03 March 2007
Gardener and Pickering the best of the rest
The afternoon session on day 2 of the Championships featured a number of semi-finals, along with the continuation of the men’s heptathlon. The highlight for the home crowd was the sight of Jason Gardener and Craig Pickering qualifying one and two for tomorrow’s final of the men’s 60m. Their training partner Ryan Scott also made it through, as did Ireland’s Paul Hession.
The main competition to the British contingent is likely to come from Ronald Pognon of France, who matched Pickering’s time of 6.58secs in finishing second to Gardener in his semi-final. Sunday’s final starts at 1620GMT.
In the women’s equivalent, defending champion Kim Gevaert set the best time in the world this year – 7.10secs – in qualifying for the final.
“I didn't expect to do so well,” said the Belgian. “I'm really happy to be in the final because I haven't done very much in this competition. I am confident and hope that everything will go well for me, but I know that I cannot make any mistakes tomorrow.”
Britain’s Jeanette Kwakye was the second fastest qualifier – setting a personal best of 7.17secs in the process. Ekateríni Thanou from Greece also qualified for the final which goes off at 1605GMT on Sunday.
The stand-out performances in the men’s 800m semi-finals came from Miguel Quesada from Spain and the Netherlands’ Arnaud Okken. Britain’s Richard Hill had made the running for much of Quesada’s heat, but faded towards the end to finish fifth – outside the qualifying places for the final. Ahead of him, the Spaniard finished strongly in 1min 48.62secs making him the fastest qualifier.
“It was not easy today. Richard went out early and ran well but I was able to come back. I know I am strong in the last lap. Now, I must relax and not worry too much about the final. It can be hard to enjoy the races sometimes but tomorrow I must focus if I want to win,” said Quesada.
Okken, meanwhile, controlled the other semi from the gun and won comfortably in a time of 1min 49.65secs. “Today is just about getting through to the final and this is all I wanted to do, but it was good to also win this race as well,” he said. The final is at 1510GMT on Sunday.
In the women’s 800m, Russia’s Oksana Zebrozhek and the Ukraine’s Tetyana Petlyuk were impressive in winning their respective semi-finals. “I am very happy to win this race. My time was also very fast. I tried to save a bit of energy for my last lap and was able to come through,” said Zebrozhek.
They will be joined in tomorrow’s final (which gets underway at 1455GMT) by the British pair Marilyn Okoro and Jenny Meadows. Okoro clocked a personal best of 1min 59.87secs in coming third in her heat, whilst Meadows was second behind Petlyuk in 2mins 00.79secs.
The potential of a Spanish one-two-three in the men’s 1500m is very much on after Juan Carlos Higuero, Arturo Casado and Sergio Gallardo finished as three of the fastest qualifiers from today’s semi-finals.

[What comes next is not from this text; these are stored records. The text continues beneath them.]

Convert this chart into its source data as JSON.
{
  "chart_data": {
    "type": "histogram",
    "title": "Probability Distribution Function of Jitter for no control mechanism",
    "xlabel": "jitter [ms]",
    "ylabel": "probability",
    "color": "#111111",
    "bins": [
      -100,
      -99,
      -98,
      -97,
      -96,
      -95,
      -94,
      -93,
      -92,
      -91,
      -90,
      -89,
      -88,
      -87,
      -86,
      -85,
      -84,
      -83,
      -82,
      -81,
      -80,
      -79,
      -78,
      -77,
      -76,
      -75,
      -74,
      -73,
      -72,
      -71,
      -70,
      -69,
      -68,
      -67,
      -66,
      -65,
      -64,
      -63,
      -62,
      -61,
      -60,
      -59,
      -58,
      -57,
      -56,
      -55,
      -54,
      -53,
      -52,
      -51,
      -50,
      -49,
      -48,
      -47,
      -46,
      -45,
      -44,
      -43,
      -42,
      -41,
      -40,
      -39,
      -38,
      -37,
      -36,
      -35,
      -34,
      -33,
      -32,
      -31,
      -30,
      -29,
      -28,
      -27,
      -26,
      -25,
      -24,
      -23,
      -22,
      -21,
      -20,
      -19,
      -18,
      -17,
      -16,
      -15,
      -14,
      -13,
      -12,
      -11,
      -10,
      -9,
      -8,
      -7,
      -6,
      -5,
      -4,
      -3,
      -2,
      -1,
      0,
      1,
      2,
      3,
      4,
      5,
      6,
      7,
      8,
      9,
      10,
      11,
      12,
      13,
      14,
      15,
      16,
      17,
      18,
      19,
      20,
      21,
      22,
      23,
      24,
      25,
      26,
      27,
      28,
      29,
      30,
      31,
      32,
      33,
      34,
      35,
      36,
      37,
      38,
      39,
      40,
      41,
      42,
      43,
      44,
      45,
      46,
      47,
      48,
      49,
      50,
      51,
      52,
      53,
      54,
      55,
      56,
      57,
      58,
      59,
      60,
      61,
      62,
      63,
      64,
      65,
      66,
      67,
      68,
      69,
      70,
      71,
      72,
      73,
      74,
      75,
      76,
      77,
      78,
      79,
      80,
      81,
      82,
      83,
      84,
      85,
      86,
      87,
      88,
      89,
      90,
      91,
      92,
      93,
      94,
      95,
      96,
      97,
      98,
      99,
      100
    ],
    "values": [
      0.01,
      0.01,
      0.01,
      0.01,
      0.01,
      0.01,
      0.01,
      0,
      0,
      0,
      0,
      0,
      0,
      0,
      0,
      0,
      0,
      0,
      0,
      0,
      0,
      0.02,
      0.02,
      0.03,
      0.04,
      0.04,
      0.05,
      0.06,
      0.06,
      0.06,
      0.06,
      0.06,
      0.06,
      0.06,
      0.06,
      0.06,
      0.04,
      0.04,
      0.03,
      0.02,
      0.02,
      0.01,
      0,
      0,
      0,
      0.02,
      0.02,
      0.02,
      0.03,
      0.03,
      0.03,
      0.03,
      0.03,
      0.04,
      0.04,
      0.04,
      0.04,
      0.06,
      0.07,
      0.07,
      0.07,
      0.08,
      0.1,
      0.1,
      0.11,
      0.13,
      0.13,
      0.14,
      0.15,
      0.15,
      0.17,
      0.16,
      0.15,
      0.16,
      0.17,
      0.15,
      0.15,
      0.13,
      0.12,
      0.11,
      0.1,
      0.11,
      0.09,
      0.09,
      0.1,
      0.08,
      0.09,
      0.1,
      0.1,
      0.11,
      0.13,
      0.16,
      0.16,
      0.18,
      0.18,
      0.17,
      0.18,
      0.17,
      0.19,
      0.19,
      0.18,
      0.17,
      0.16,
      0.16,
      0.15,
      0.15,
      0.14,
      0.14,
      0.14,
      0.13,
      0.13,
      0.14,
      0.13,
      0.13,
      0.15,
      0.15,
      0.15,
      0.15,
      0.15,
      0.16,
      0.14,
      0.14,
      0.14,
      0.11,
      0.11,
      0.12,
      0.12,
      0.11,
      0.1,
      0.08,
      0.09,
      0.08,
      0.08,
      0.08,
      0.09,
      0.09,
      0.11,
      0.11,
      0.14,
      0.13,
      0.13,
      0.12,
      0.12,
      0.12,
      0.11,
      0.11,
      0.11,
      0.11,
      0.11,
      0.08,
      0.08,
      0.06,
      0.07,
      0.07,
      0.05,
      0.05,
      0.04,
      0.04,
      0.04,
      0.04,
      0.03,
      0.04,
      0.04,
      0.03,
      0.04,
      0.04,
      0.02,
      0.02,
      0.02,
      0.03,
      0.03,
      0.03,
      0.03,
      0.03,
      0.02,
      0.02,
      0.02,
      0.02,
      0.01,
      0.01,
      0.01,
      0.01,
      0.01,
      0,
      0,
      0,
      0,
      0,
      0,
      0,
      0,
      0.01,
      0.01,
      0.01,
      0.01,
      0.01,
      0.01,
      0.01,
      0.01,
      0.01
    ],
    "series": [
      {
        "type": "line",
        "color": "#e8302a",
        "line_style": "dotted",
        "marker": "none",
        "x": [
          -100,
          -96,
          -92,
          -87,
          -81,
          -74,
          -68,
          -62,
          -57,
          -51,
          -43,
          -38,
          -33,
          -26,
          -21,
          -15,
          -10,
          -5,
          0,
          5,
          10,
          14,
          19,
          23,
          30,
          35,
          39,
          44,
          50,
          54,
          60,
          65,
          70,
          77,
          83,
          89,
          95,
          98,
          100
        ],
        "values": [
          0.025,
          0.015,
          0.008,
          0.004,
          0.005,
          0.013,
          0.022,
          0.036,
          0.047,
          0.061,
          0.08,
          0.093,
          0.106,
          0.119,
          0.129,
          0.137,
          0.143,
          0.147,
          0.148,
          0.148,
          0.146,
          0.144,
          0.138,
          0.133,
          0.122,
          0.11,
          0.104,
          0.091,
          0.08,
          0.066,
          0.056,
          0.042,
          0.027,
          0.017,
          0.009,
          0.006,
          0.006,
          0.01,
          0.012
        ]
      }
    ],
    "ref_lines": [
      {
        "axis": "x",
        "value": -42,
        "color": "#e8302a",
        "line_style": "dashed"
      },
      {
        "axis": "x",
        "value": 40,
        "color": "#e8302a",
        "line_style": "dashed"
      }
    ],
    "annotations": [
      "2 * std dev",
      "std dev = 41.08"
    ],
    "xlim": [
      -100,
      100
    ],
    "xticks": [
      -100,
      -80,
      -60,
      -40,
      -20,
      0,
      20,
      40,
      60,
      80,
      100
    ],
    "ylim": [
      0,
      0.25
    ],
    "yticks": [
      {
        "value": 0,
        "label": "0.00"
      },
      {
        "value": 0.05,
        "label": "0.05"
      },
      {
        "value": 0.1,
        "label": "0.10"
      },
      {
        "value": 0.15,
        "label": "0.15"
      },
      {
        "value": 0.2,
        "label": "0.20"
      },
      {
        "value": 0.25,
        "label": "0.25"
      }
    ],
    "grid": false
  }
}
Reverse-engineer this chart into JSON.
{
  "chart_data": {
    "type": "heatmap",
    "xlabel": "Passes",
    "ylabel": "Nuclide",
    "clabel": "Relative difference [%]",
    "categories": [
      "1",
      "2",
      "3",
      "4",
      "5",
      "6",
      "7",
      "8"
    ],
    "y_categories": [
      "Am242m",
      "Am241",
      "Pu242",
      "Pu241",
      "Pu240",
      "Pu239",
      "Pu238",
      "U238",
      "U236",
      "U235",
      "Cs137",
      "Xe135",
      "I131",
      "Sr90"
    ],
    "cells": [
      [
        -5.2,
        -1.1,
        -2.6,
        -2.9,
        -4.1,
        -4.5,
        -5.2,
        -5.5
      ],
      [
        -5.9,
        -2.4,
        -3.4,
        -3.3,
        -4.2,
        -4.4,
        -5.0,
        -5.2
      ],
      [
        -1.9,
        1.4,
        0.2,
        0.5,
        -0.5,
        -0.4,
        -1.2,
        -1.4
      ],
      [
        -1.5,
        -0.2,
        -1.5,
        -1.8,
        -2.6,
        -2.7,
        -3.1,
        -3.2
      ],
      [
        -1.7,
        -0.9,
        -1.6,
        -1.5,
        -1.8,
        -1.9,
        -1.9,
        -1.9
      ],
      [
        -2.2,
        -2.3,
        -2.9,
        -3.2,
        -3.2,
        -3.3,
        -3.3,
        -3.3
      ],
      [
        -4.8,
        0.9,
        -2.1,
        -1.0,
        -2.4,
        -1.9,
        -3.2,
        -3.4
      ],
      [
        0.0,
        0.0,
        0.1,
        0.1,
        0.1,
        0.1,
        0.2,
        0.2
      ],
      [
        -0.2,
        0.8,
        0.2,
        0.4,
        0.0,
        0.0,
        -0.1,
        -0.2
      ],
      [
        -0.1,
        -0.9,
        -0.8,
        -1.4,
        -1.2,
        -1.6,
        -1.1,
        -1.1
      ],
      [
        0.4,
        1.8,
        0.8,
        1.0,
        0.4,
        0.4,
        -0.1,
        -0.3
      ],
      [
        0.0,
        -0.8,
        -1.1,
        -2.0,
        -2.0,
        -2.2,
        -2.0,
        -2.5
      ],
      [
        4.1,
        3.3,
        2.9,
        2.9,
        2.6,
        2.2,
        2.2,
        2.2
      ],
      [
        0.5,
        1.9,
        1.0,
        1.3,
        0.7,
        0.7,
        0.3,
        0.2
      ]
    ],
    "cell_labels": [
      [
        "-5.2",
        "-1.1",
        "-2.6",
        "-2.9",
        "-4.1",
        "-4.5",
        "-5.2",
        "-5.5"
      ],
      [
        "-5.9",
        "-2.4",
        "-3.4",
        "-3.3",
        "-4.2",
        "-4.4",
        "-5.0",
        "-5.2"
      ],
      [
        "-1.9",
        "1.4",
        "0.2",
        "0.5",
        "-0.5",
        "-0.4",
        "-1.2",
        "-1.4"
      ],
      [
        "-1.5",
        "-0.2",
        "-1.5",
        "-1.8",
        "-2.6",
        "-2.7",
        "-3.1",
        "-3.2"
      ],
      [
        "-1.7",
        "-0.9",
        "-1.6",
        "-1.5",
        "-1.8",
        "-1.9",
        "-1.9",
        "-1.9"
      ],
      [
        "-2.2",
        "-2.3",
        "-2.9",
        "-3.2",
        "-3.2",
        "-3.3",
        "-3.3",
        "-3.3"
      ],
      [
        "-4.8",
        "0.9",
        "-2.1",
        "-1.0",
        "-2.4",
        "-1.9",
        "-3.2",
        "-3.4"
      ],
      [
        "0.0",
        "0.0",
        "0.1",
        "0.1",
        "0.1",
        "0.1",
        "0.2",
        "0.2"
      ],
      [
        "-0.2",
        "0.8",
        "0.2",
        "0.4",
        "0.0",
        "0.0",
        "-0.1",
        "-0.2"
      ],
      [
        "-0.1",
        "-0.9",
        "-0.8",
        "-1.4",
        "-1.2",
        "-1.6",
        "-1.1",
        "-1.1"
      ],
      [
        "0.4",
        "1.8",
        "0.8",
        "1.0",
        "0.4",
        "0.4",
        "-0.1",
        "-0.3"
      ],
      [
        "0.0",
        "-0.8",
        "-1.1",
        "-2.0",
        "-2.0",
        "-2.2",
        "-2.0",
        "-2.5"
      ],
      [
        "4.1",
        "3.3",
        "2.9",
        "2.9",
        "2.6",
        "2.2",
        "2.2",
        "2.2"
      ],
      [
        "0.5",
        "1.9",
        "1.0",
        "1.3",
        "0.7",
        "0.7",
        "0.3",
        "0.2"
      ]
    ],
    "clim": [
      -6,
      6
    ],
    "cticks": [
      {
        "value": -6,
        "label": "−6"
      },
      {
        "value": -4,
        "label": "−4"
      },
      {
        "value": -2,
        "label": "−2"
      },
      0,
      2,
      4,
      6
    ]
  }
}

Casado looked in particularly good form in winning his race, whilst Ireland’s James Nolan and Britain’s James Thie also made it through. “The race was a good one to win. It was quite fast and I'm feeling good for the final. That makes three Spanish into the final, which is very good for us,” said Higuero. The final takes place on Sunday at 1550GMT.
And finally, day one of the men’s heptathlon finished with defending champion Roman Sebrle in control having opened up a 102 point lead over Aleksandr Pogorelov of Russia. Showing no ill effects from his recent training accident, the Olympic champion from the Czech Republic won three out of four of the day’s events – long jump, high jump and shot put – to pull clear. Pogorelov himself is 101 points ahead of Germany’s Jacob Minah who currently occupies the bronze medal position. The final placings will be decided after tomorrow’s 60m hurdles, pole vault and 1000m.